Prior to the uninterrupted performance Anderszewski speaks well of this work in truly basic commonplace ideas,but excitement is a pre-requisite on this "voyage" as he says, that it is a 'transformation', the subtitle of the music, "these are not variations" he says "but transformations".A word I liked that he used was "tortured", it shows a perverse side to the great Master Signifier, that darkness is there someplace, our job is to discover it, and Anderszewski I don't think does, he seems to float above the work, the playing doesn't seem to come from a deep place,perhaps modernity has done this to what is very old music, as Hegel said someplace, anything that cannot be understood today, ceases to exist, and we can never know what Beethoven thought,what's the context of the work, well that it speaks forever? even if we enter this "phanthom" world that music transports one across borders conceptual boundaries and time. Anderszewski certainly also makes this piece of art his own, he has a third person like presence in his playing,there doesn't seem to be a "voice" inside directing the proceeedings, and perhaps this is not always the best approach; like he is really not even there, there is less a dimension of conviction,and in Beethoven that is difficult to eradicate.For all Beethoven represented was conviction of purpose to art,to music to the "IDEA" working it through, the state of "Becoming" I think Anderszewski likes the more "floating" schwebend", moments of this set, flying away. His tone is brittle,bright, strident and this at times could have been the piano timbre itself, where pains were takened to re-tune it and fix the gradations of eveness/uneven-ness in the timbre, "like taming a beast" said one technician. But there is a dimension of disquiet in the playing here, it is not the music, for I've heard Pollini,Rzewski,Brendel and Kempf play these "transformations".I think overall Anderszewski's playing lacks some part not all of the vision the piece is capable of suggesting, that's not his(Piotr's) fault, for such a large piece encompassing music, but something was lacking, obviously nothing technical,but imparting something "else" to the music not previously heard. When moments of power are required for example it seems to be only in the brightness of sound, not in gesture, for the gestures seem to be always the same.Then again balance is the magical key, for too much overbearing arrogant-ness doesn't work either."
A Gem
I. Martinez-Ybor | Miami, FL USA | 09/17/2006
(5 out of 5 stars)

"This is an extract of an email I sent a friend when this item was first issued on VHS:

"Have you seen or listened the video of Piotr Andrezewski doing the Diabelli? It's quite good..... and the video (dir. by Bruno Monsaingeon and distributed by VAI) gives him the opportunity to introduce and illustrate the music before his uninterrupted, captivating performance of the piece. There is a very clever spot where, to suggest connections between the Diabelli and other late Beethoven, Piotr begins to play a contrapuntal passage from the Missa Solemnis on the piano ..... beautifully transcribed.... (I bet some more of it could be structured as a piano transcription, akin to Lizst's views on the symphonies..) Imperceptibly at first, the orchestra/chorus parts gradually come in on the appropriate piano lines, with the audio mix first emphasizing the piano and finally allowing the piano to be absorbed by the glorious, fully realized score ..... It's a gem...... and speaks volumes on the quality of this video.

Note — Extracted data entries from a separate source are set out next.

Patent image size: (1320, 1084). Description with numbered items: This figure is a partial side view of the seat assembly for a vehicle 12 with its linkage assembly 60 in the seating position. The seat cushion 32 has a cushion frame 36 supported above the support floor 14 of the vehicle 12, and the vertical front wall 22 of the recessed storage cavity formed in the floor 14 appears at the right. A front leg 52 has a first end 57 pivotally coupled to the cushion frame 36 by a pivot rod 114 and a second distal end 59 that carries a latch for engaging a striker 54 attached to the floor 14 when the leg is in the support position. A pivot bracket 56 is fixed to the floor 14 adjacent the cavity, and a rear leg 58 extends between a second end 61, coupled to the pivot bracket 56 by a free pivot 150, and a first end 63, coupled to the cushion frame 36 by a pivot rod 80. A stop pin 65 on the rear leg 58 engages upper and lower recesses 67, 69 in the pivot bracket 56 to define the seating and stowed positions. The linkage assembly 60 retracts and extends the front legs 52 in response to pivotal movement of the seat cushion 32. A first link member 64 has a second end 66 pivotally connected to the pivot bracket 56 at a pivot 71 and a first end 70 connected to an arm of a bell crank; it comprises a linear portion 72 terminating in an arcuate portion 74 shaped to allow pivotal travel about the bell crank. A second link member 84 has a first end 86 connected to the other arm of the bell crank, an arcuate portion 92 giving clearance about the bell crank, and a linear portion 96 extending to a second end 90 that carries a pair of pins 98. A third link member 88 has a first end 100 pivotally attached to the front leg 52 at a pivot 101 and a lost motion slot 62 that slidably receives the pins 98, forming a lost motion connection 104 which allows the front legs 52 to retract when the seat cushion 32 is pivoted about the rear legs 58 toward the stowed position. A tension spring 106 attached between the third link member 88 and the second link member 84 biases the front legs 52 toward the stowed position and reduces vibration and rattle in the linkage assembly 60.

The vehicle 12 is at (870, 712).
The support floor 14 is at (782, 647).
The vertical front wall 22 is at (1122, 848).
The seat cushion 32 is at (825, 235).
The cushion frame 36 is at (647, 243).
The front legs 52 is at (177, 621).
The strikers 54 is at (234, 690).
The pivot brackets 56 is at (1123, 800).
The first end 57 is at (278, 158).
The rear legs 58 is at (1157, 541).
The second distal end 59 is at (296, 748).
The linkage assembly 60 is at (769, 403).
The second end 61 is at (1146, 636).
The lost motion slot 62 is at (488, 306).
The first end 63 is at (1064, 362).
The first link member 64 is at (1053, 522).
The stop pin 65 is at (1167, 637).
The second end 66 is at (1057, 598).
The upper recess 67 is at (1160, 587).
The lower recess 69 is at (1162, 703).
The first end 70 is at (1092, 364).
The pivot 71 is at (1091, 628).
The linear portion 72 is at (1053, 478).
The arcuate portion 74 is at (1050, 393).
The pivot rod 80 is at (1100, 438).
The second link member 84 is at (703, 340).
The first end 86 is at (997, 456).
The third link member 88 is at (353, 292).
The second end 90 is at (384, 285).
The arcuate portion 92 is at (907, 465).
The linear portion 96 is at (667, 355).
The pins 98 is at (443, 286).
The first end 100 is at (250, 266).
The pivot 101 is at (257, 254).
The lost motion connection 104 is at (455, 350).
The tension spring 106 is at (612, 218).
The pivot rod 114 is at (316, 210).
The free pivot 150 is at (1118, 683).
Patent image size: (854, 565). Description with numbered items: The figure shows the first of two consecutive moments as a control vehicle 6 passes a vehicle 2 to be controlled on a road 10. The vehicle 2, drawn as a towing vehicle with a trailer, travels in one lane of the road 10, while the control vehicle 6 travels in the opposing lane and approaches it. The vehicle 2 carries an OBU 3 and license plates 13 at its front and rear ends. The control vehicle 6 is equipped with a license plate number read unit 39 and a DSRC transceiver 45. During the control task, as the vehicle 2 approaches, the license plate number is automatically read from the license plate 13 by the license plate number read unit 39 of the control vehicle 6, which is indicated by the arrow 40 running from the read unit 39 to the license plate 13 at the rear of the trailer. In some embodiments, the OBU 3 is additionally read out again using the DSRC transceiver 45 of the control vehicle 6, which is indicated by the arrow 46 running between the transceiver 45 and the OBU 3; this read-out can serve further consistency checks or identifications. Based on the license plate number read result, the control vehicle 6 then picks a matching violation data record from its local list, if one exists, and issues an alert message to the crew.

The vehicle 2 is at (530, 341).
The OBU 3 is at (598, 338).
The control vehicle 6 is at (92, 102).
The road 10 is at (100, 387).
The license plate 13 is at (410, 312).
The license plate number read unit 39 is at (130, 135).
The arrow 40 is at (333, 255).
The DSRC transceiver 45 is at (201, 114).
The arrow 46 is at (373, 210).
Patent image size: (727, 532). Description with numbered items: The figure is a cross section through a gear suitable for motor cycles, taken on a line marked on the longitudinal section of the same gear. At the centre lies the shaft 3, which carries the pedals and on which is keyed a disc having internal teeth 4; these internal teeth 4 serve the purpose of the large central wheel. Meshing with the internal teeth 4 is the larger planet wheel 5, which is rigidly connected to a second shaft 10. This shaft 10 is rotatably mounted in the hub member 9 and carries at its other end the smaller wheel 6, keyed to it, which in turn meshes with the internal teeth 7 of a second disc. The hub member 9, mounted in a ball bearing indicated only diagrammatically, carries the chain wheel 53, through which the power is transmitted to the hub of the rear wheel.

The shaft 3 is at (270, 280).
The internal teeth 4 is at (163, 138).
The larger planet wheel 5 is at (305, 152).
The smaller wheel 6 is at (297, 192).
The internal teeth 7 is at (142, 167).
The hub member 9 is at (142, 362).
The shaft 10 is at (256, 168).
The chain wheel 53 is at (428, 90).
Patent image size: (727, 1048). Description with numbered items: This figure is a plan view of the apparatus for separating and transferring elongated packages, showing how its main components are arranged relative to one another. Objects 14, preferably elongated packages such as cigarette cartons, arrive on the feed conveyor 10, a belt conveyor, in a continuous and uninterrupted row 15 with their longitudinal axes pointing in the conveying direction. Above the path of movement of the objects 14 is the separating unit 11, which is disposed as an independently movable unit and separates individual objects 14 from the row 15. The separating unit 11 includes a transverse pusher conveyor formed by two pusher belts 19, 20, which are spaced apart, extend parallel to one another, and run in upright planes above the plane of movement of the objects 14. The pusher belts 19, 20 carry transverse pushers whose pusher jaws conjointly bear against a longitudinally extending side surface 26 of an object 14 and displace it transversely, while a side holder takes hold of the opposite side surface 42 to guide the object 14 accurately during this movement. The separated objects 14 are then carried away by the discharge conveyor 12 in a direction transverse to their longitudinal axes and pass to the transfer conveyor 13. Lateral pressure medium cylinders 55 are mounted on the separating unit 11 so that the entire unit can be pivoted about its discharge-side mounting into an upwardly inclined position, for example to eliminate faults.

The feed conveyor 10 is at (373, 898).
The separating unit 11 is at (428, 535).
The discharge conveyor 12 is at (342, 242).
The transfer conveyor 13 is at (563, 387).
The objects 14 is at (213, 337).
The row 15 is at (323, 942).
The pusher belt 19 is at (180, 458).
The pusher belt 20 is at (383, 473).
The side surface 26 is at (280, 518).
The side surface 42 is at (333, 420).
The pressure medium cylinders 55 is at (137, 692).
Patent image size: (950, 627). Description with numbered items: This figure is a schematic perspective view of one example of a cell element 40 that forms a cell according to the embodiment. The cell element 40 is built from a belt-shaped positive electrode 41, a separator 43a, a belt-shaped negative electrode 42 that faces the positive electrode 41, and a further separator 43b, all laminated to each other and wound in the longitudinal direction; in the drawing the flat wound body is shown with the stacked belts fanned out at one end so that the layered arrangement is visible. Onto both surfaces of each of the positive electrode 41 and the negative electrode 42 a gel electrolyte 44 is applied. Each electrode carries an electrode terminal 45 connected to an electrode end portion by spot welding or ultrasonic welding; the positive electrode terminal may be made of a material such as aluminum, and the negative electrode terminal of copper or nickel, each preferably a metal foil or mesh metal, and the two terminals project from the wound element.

Andrezewski's introduction to the piece is intelligent, keen and accessible. He is most charming and articulate, whether in English or French, in and out of both, properly subtitled for English only speakers. The performance of the Diabelli is masterful....much thought and study have obviously gone into it, yet passion, poetry and wit are not compromised. The Diabelli is a difficult piece to put accross. Piotr totally succeeds. Picture and sound are quite fine. Get it."

Now, several years later, I got the DVD, and, have no reason to change a word I wrote above, except to add that all the expected gains of the DVD medium are realized.